17 October, 2021
For the many in our Air Force who have never had a ‘place to stand’ this is their tūrangawaewae, where unity is strengthened through a sense of belonging. It is the physical heart of our small tribe – the spiritual and social gathering place of Te Tauaarangi o Aotearoa, the Royal New Zealand Air Force.
This week the Tūrangawaewae o Te Tauaarangi o Aotearoa at Base Ohakea, celebrated its 5th anniversary. View the images to see behind the scenes, and learn the stories behind the carvings of our Tūrangawaewae.
Learn more about Te ao Māori in our Defence Force.
Forming the tomokanga (gateway) is Tāwhiri-mātea, the Atua (god) of the winds, storms, clouds and lightning. The Air Force is often described by Māori through Tāwhiri-mātea, as he is the guardian of the elements of the sky. Lightning bolts decorate his forehead, while spirals on his chest depict the winds.

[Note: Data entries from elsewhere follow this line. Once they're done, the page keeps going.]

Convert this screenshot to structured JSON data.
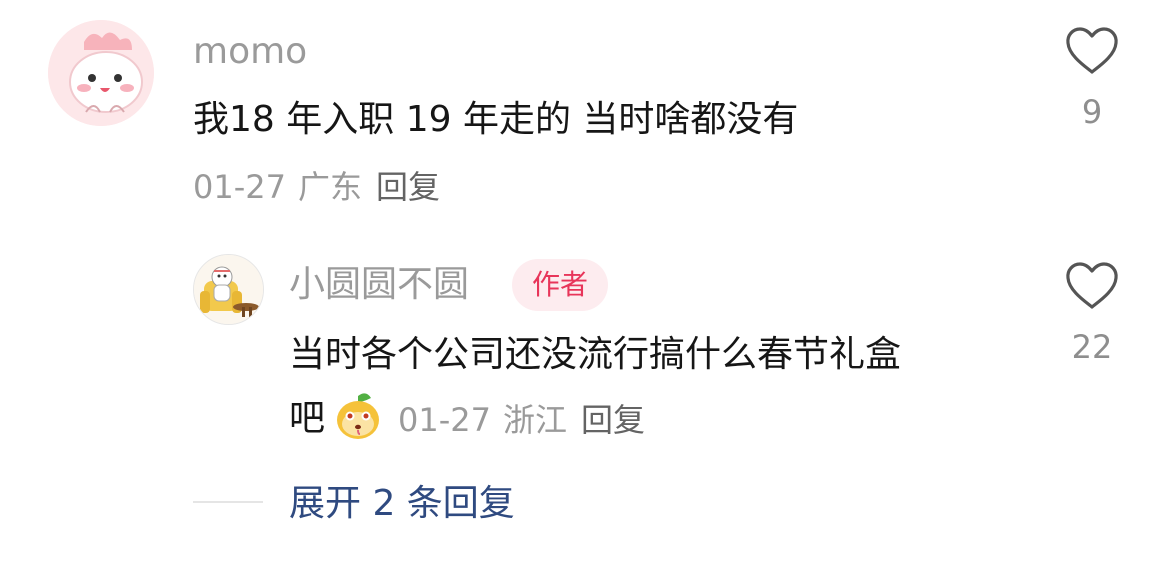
{
  "comment": {
    "username": "momo",
    "text": "我18 年入职 19 年走的 当时啥都没有",
    "date": "01-27",
    "location": "广东",
    "reply_label": "回复",
    "likes": "9"
  },
  "reply": {
    "username": "小圆圆不圆",
    "badge": "作者",
    "text_line1": "当时各个公司还没流行搞什么春节礼盒",
    "text_line2": "吧",
    "emoji": "emoji-sticker-icon",
    "date": "01-27",
    "location": "浙江",
    "reply_label": "回复",
    "likes": "22"
  },
  "expand": {
    "label": "展开 2 条回复"
  },
  "colors": {
    "username": "#9a9a9a",
    "content": "#161616",
    "meta": "#9a9a9a",
    "badge_bg": "#fdecef",
    "badge_text": "#e8355a",
    "expand": "#2f4a80"
  }
}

This is the view looking from the ground of the wharenui upward towards the ceiling. A wharenui is like an entity in itself. From the front a head can be seen carved into the front top, from the head barge boards extend like arms. Beneath them are vertical beams acting as legs. Inside the wharenui, the roof beam is the backbone, while the painted rafters form the ribcage. Each rafter is painted to represent different values to the Royal New Zealand Air Force Tūrangawaewae
This carving depicts the dispute between the Kawau Awa (river shag) and Kawau Moana (sea shag) which arose over the food source of the river. A great battle ensued between the birds of the ocean and those from inland. This part of the carving is called “Hurumanu”, which depicts the origin of sea birds
The tekoteko (human figure) standing on the porch is the Pou Mataaho (porch guardian) by the name of Tuariki. Tuariki was a Ngāti Apa(local iwi) Chief in historic times, whose village once stood near the site of our Tūrangawaewae. His carving faces the territory he once watched over.